The dispute over Iran’s involvement is but one of a host of tension points between the United States and Russia. Russia also has pressed ahead with arms supplies to Syria despite firm warnings from the Americans not to do so.
Analysts say that Russia sees no reason to desist. If the United States and Europe decide to press ahead with their own weapons supplies, they will “be seen as undermining the peace process,” said Emile Hokayem, a Middle East analyst with the International Institute of Strategic Studies.
Russia’s approach is less a “crude power play” than a broader defense of its role in the world, Hokayem said. “There is no morality in Russian foreign policy, but there are principles: the principle of nonintervention and noninterference to protect Russian power and prestige and to allow it to conduct no-nonsense business with whomever it wants,” he said.
At the United Nations, Russia has a long list of grievances outside Syria, from the West’s push to recognize Kosovo, a territory of Moscow’s Serbian ally, to its history of overthrowing governments in Iraq, Afghanistan and Libya, generally with little regard for Russia’s preferences.

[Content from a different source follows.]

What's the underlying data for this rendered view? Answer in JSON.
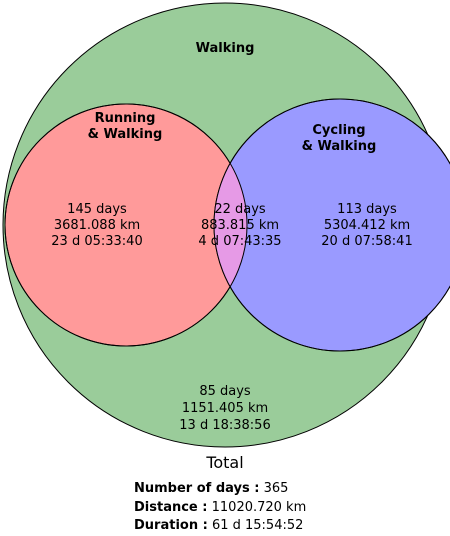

Russia is convinced that Western powers, particularly Britain and France, are committed to using whatever parliamentary maneuvers they can in the Security Council to hasten the overthrow of Syrian President Bashar al-Assad.
“They are afraid the camel might slip its nose under the tent,” said one U.N.-based diplomat, who like some others spoke on the condition of anonymity to be candid.
Churkin has taken a certain pleasure in needling Rice, his American counterpart.
He has routinely thwarted her efforts to build political support in the Security Council for U.S.-led diplomatic initiatives on Sudan and South Sudan.
In March, the Russian envoy effectively derailed an effort by Rice to rally support for a Security Council statement urging South Sudan and Sudan to implement a set of agreements to define their separation. The objection was based not on any Russian opposition to the pacts but on the statement itself, which denounced Khartoum for launching an aerial bombardment campaign against targets in South Sudan.
“Compared to the Cold War days, the political and security differences between the United States and Russia are not nearly as deep these days. But sometimes it’s hard to tell by all the public acrimony between them in the council,” said Edward Luck, a historian and dean of the University of San Diego School of Peace Studies. “In some ways, the council serves as a public stage for acting out differences that sometimes don’t run that deep.”
Despite their differences, Churkin said he and Rice “have a very good personal and working relationship. Sometimes we have clashed, and sometimes we have clashed in a nasty way. . . . Do I do it on purpose? Of course not.”